In pews, 50 or 100 or maybe hundreds of worshippers hold their own candles, long and slim, then light each others’ one by one until the church is alive with even more candlelight. They chant together, slowly repeating a single line over and over as they rise and carry candles toward the altar, adding their own flames to the ones already burning.

Returning to pews, worshippers then sit in silence just beholding this magical scene: hundreds of small flames on and around the altar like a sunburst in shadowy darkness. There is no other light. There is no sound save the occasional cough. And nothing moves, save the flames, which dance.
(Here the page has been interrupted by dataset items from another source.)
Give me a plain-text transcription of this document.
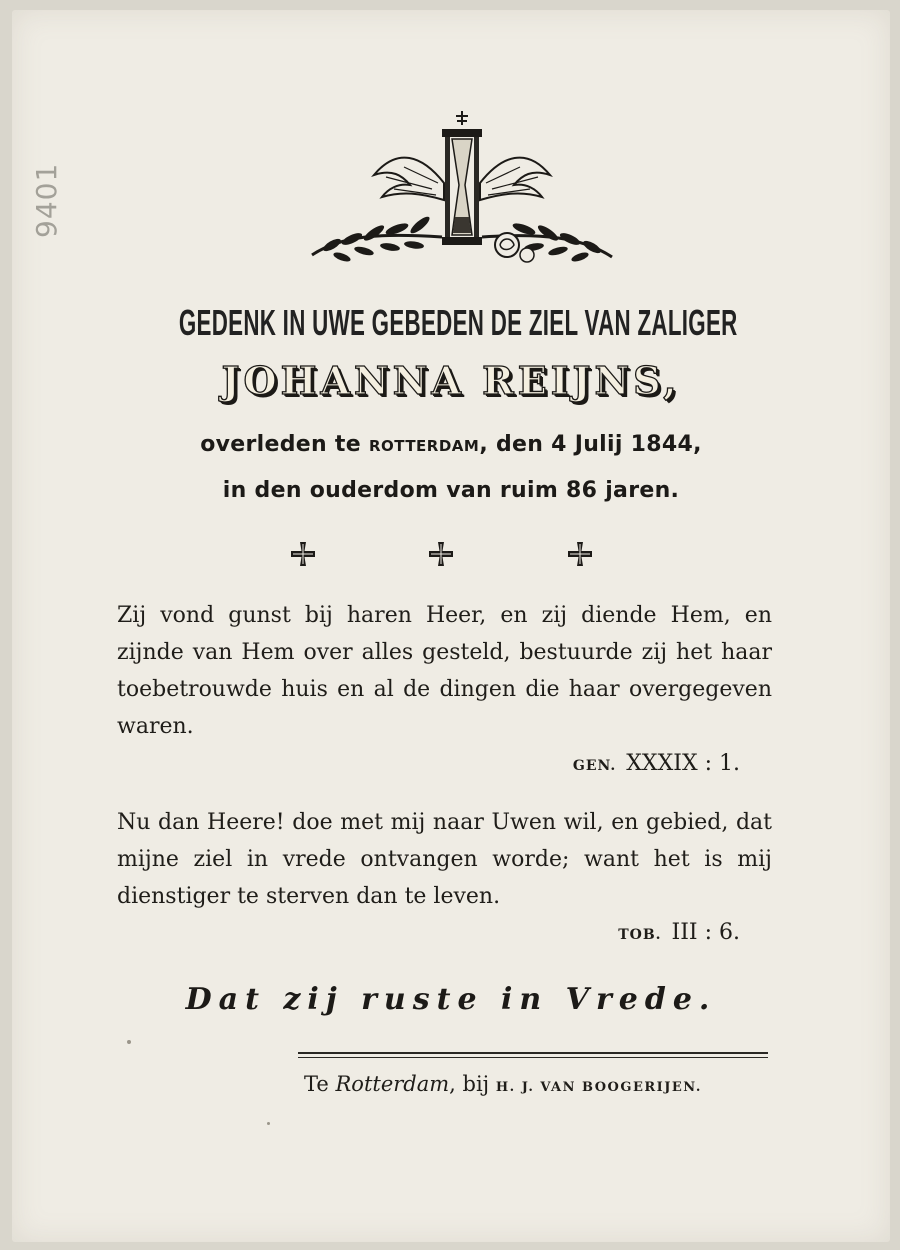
9401
GEDENK IN UWE GEBEDEN DE ZIEL VAN ZALIGER
JOHANNA REIJNS,
overleden te ROTTERDAM, den 4 Julij 1844,
in den ouderdom van ruim 86 jaren.
Zij vond gunst bij haren Heer, en zij diende Hem, en zijnde van Hem over alles gesteld, bestuurde zij het haar toebetrouwde huis en al de dingen die haar overgegeven waren.
GEN. XXXIX : 1.
Nu dan Heere! doe met mij naar Uwen wil, en gebied, dat mijne ziel in vrede ontvangen worde; want het is mij dienstiger te sterven dan te leven.
TOB. III : 6.
Dat zij ruste in Vrede.
Te Rotterdam, bij H. J. VAN BOOGERIJEN.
This is a Taizé prayer service.

“It is a time to rest in God, to let the words listened to and sung penetrate one’s being.” So says Brother John, a Taizé monk, in lectures and writings explaining what the service is all about.
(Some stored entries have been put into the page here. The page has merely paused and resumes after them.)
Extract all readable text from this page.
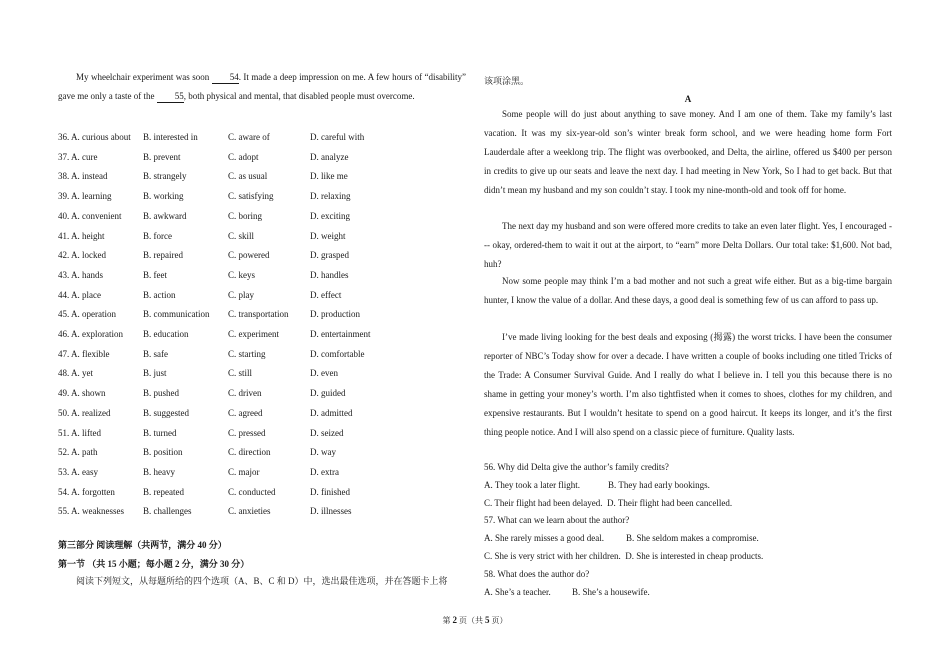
My wheelchair experiment was soon 54. It made a deep impression on me. A few hours of “disability” gave me only a taste of the 55, both physical and mental, that disabled people must overcome.

36. A. curious about B. interested in	C. aware of	D. careful with
37. A. cure	B. prevent	C. adopt	D. analyze
38. A. instead	B. strangely	C. as usual	D. like me
39. A. learning	B. working	C. satisfying	D. relaxing
40. A. convenient B. awkward	C. boring	D. exciting
41. A. height	B. force	C. skill	D. weight
42. A. locked	B. repaired	C. powered	D. grasped
43. A. hands	B. feet	C. keys	D. handles
44. A. place	B. action	C. play	D. effect
45. A. operation	B. communication C. transportation D. production
46. A. exploration B. education	C. experiment	D. entertainment
47. A. flexible	B. safe	C. starting	D. comfortable
48. A. yet	B. just	C. still	D. even
49. A. shown	B. pushed	C. driven	D. guided
50. A. realized	B. suggested	C. agreed	D. admitted
51. A. lifted	B. turned	C. pressed	D. seized
52. A. path	B. position	C. direction	D. way
53. A. easy	B. heavy	C. major	D. extra
54. A. forgotten	B. repeated	C. conducted	D. finished
55. A. weaknesses B. challenges	C. anxieties	D. illnesses
第三部分 阅读理解（共两节，满分 40 分）
第一节 （共 15 小题；每小题 2 分，满分 30 分）
阅读下列短文，从每题所给的四个选项（A、B、C 和 D）中，选出最佳选项，并在答题卡上将
该项涂黑。
A

Some people will do just about anything to save money. And I am one of them. Take my family’s last vacation. It was my six-year-old son’s winter break form school, and we were heading home form Fort Lauderdale after a weeklong trip. The flight was overbooked, and Delta, the airline, offered us $400 per person in credits to give up our seats and leave the next day. I had meeting in New York, So I had to get back. But that didn’t mean my husband and my son couldn’t stay. I took my nine-month-old and took off for home.

The next day my husband and son were offered more credits to take an even later flight. Yes, I encouraged --- okay, ordered-them to wait it out at the airport, to “earn” more Delta Dollars. Our total take: $1,600. Not bad, huh?

Now some people may think I’m a bad mother and not such a great wife either. But as a big-time bargain hunter, I know the value of a dollar. And these days, a good deal is something few of us can afford to pass up.

I’ve made living looking for the best deals and exposing (揭露) the worst tricks. I have been the consumer reporter of NBC’s Today show for over a decade. I have written a couple of books including one titled Tricks of the Trade: A Consumer Survival Guide. And I really do what I believe in. I tell you this because there is no shame in getting your money’s worth. I’m also tightfisted when it comes to shoes, clothes for my children, and expensive restaurants. But I wouldn’t hesitate to spend on a good haircut. It keeps its longer, and it’s the first thing people notice. And I will also spend on a classic piece of furniture. Quality lasts.

56. Why did Delta give the author’s family credits?
A. They took a later flight.	B. They had early bookings.
C. Their flight had been delayed. D. Their flight had been cancelled.
57. What can we learn about the author?
A. She rarely misses a good deal. B. She seldom makes a compromise.
C. She is very strict with her children. D. She is interested in cheap products.
58. What does the author do?
A. She’s a teacher. B. She’s a housewife.
第 2 页（共 5 页）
There is no preaching, no teaching, no talk of sin or repentance or forgiveness. There is just this elegantly simple service: short chants, often in Latin, repeated over and over in the dark. Plus some short Scripture readings or psalms. And silence, at least 8 or 10 minutes, sometimes more. In 45 minutes, it’s over.
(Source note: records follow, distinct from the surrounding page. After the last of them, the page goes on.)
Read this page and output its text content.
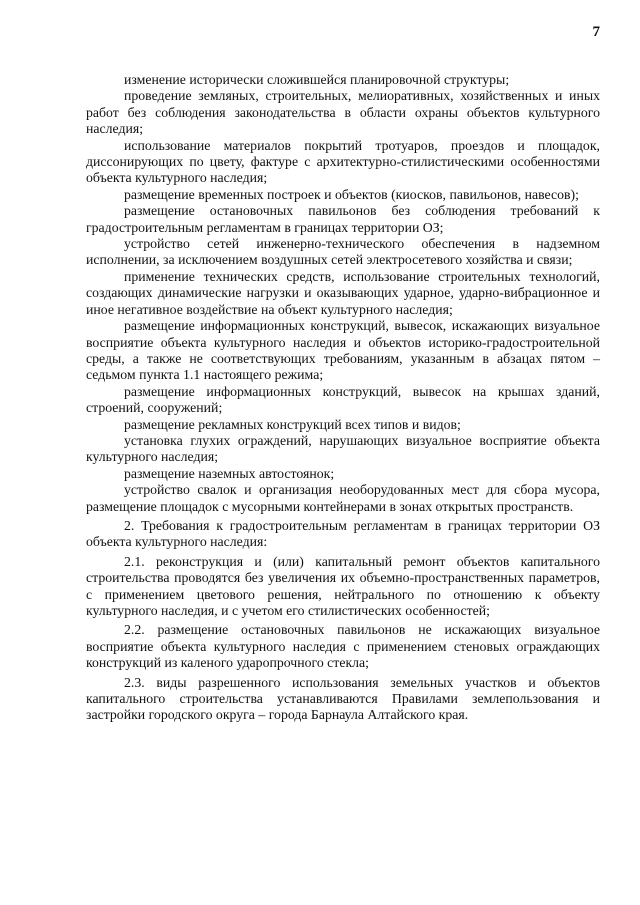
7

изменение исторически сложившейся планировочной структуры;

проведение земляных, строительных, мелиоративных, хозяйственных и иных работ без соблюдения законодательства в области охраны объектов культурного наследия;

использование материалов покрытий тротуаров, проездов и площадок, диссонирующих по цвету, фактуре с архитектурно-стилистическими особенностями объекта культурного наследия;

размещение временных построек и объектов (киосков, павильонов, навесов);

размещение остановочных павильонов без соблюдения требований к градостроительным регламентам в границах территории ОЗ;

устройство сетей инженерно-технического обеспечения в надземном исполнении, за исключением воздушных сетей электросетевого хозяйства и связи;

применение технических средств, использование строительных технологий, создающих динамические нагрузки и оказывающих ударное, ударно-вибрационное и иное негативное воздействие на объект культурного наследия;

размещение информационных конструкций, вывесок, искажающих визуальное восприятие объекта культурного наследия и объектов историко-градостроительной среды, а также не соответствующих требованиям, указанным в абзацах пятом – седьмом пункта 1.1 настоящего режима;

размещение информационных конструкций, вывесок на крышах зданий, строений, сооружений;

размещение рекламных конструкций всех типов и видов;

установка глухих ограждений, нарушающих визуальное восприятие объекта культурного наследия;

размещение наземных автостоянок;

устройство свалок и организация необорудованных мест для сбора мусора, размещение площадок с мусорными контейнерами в зонах открытых пространств.

2. Требования к градостроительным регламентам в границах территории ОЗ объекта культурного наследия:

2.1. реконструкция и (или) капитальный ремонт объектов капитального строительства проводятся без увеличения их объемно-пространственных параметров, с применением цветового решения, нейтрального по отношению к объекту культурного наследия, и с учетом его стилистических особенностей;

2.2. размещение остановочных павильонов не искажающих визуальное восприятие объекта культурного наследия с применением стеновых ограждающих конструкций из каленого ударопрочного стекла;

2.3. виды разрешенного использования земельных участков и объектов капитального строительства устанавливаются Правилами землепользования и застройки городского округа – города Барнаула Алтайского края.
For decades now, Taizé prayer has been gaining popularity in Catholic and Protestant churches, particularly at Advent. Monday I was in the congregation at St. Ignatius of Loyola on the Boston College campus. The parish has offered Taizé prayer weekly during Advent for years now. So have Catholic colleges around the country and the world.

Taizé prayer is the creation of a monastic community in Taizé, France, founded in the 1940s by a Swiss man known as Brother Roger. The brothers there are celibates who emphasize service and ecumenicalism, particularly reconciliation between divided peoples and divided Christians. Brother Roger was especially interested in bringing Catholics and Protestants together.

Surprisingly, the Taizé community has also brought together young people — teens to 30-somethings — not the age that typically flocks to church, any church. But flock they do to the Taizé community, which claims 100,000 young pilgrims every year. They work, farm, cook, and pray together three times per day in the Taizé style.

“The simplicity of life seems to offer a refreshing change to young people who come from societies that are drowning in excess, where nothing ever stops, where there is no time to just be, and be together,” says Brother John.

The silence of Taizé prayer may not seem like a big hurdle to mature contemplatives, he says. But to the average churchgoer and especially younger pilgrims, the idea of prolonged silence can seem daunting. “When does the noise ever stop in our society? What pastor would dare to include eight minutes of silence at Sunday Mass?” the brother asks. Yet when 5,000 young visitors pack the church of Taizé, he says, “you can hear a pin drop.”

You could hear a pin drop as well on Monday night at St. Ignatius. Dozens and dozens of us sat side by side in stillness. Together we chanted, “Wait for the Lord, Whose Day is Near.” Together we chanted “Confitemini Domino, quoniam bonus” (which translates: Give thanks to the Lord, for he is good). We heard a reading from St. Paul to the Romans, “the Spirit too comes to the aid of our weakness; for we do not know how to pray as we ought.” For 45 minutes we sat in shadow and stared at fire, some staying long into the night after the 8 p.m. closing prayer.

On a very practical level, it was a calming, quieting, welcome respite from the craziness of this white-knuckle holiday season. On a spiritual level, it was transporting, almost mystical. Then it was done. We got into our cars and drove home, bringing a remembrance of this peace, at least for a little while, into our lives.

“One passes through Taizé as one passes close to a spring of water,” said Pope John Paul II when he visited the Taizé community in 1986. As Archbishop of Krakow, he had visited Taizé twice. As pope, he told the throngs of young people who, by the 1980s, regularly filled the place, that at Taizé, “the traveler stops, quenches his thirst, and continues on his way. The brothers of the community, you know, do not want to keep you. They want, in prayer and silence, to enable you to drink the living water promised by Christ, to know his joy, to discern his presence, to respond to his call, then to set out again to witness to his love and to serve your brothers and sisters.”